Creating a demonstration program in this legislation will show how the short-term transitional housing approach is transformational in helping covered individuals maintain sobriety after completing rehabilitation, gain valuable skills in job training, obtain employment, and eventually transition back to society to lead independent lives.

H.R. 5735 will provide participants who have a drug and substance abuse disorder a free, clean, safe and supportive structured environment. This approach to transitional housing would allow residents an opportunity to address their addiction, mental health, homelessness or other personal challenges in a supportive environment that could include required participation in activities such as recovery classes, life skills education classes, mandatory savings plans, and full-time or part-time employment. The housing services provided by H.R. 5735 would complement services provided onsite such as case management, peer support, and daily living and coping skills education to assist individuals in improving their lives.

Last updated Jun 12, 2018. Source: Republican Policy Committee

The summary below was written by the Congressional Research Service, which is a nonpartisan division of the Library of Congress, and was published on Jun 14, 2018.

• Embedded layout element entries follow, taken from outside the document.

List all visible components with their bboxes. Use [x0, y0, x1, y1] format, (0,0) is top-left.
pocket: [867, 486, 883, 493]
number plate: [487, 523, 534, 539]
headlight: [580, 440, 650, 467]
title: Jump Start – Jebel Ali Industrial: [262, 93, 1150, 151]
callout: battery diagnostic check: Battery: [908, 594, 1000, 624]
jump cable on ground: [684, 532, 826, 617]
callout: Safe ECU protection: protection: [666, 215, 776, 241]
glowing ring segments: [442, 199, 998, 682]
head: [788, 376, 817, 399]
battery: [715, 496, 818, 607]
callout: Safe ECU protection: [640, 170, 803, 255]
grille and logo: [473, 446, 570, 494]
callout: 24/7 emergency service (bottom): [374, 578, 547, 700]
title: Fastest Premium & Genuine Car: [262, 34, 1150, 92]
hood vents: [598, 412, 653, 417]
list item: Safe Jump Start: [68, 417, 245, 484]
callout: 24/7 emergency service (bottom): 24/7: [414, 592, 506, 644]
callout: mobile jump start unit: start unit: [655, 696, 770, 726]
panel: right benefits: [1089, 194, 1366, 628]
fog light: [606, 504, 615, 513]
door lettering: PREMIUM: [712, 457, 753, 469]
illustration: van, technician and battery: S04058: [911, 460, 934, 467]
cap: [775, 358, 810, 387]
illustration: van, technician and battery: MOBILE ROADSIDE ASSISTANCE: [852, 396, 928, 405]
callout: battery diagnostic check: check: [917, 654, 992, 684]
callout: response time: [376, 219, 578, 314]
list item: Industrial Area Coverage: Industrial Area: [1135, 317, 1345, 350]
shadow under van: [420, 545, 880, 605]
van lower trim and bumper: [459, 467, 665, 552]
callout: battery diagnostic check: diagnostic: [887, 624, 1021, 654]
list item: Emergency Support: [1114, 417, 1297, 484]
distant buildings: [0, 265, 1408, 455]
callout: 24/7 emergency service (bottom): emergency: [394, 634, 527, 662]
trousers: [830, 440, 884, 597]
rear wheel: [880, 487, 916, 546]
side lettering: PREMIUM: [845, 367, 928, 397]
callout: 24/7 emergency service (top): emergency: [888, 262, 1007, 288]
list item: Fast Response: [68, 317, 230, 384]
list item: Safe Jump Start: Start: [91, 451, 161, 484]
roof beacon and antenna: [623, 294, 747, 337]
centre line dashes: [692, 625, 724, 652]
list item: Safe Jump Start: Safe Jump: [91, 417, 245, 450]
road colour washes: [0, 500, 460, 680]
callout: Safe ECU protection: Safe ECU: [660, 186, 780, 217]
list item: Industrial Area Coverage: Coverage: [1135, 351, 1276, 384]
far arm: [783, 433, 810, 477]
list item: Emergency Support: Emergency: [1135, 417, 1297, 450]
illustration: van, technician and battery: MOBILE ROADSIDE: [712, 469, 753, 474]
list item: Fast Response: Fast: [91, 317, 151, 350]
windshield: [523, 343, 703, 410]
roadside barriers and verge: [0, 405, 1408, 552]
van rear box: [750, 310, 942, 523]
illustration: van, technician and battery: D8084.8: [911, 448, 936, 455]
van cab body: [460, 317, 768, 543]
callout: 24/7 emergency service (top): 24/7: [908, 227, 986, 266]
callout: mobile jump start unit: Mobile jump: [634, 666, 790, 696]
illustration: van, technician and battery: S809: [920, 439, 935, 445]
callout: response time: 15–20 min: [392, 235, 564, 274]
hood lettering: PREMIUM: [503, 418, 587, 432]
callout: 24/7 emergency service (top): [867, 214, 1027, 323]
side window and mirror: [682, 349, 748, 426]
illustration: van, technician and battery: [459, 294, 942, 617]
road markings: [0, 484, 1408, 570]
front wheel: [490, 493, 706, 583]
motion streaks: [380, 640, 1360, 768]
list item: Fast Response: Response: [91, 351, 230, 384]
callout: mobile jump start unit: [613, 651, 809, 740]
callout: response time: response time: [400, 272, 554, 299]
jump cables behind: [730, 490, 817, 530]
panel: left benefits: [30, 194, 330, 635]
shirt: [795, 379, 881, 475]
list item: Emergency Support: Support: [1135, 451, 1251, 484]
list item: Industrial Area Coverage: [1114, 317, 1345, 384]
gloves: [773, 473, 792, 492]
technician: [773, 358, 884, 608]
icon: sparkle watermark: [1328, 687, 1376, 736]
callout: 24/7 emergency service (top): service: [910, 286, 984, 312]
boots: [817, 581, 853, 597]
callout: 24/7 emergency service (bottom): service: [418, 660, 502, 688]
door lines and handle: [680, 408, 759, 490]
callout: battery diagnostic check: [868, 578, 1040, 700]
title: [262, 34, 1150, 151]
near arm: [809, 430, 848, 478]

Transitional Housing for Recovery in Viable Environments Demonstration Program Act or the THRIVE Act

(Sec. 2) This bill amends the United States Housing Act of 1937 to require the Department of Housing and Urban Development (HUD) to establish a five-year demonstration program for nonprofit organizations and tribally designated housing entities to provide low-income rental-assistance vouchers to individuals recovering from an opioid or other substance-use disorder. Specifically, these vouchers shall be provided through a supportive housing program that provides treatment for such disorders and coordination with workforce development providers.

HUD may waive, or specify alternative requirements for, any provision of statute or regulation governing the use of these vouchers (except for requirements relating to fair housing, nondiscrimination, labor standards, or the environment) if such waiver or alternative is necessary.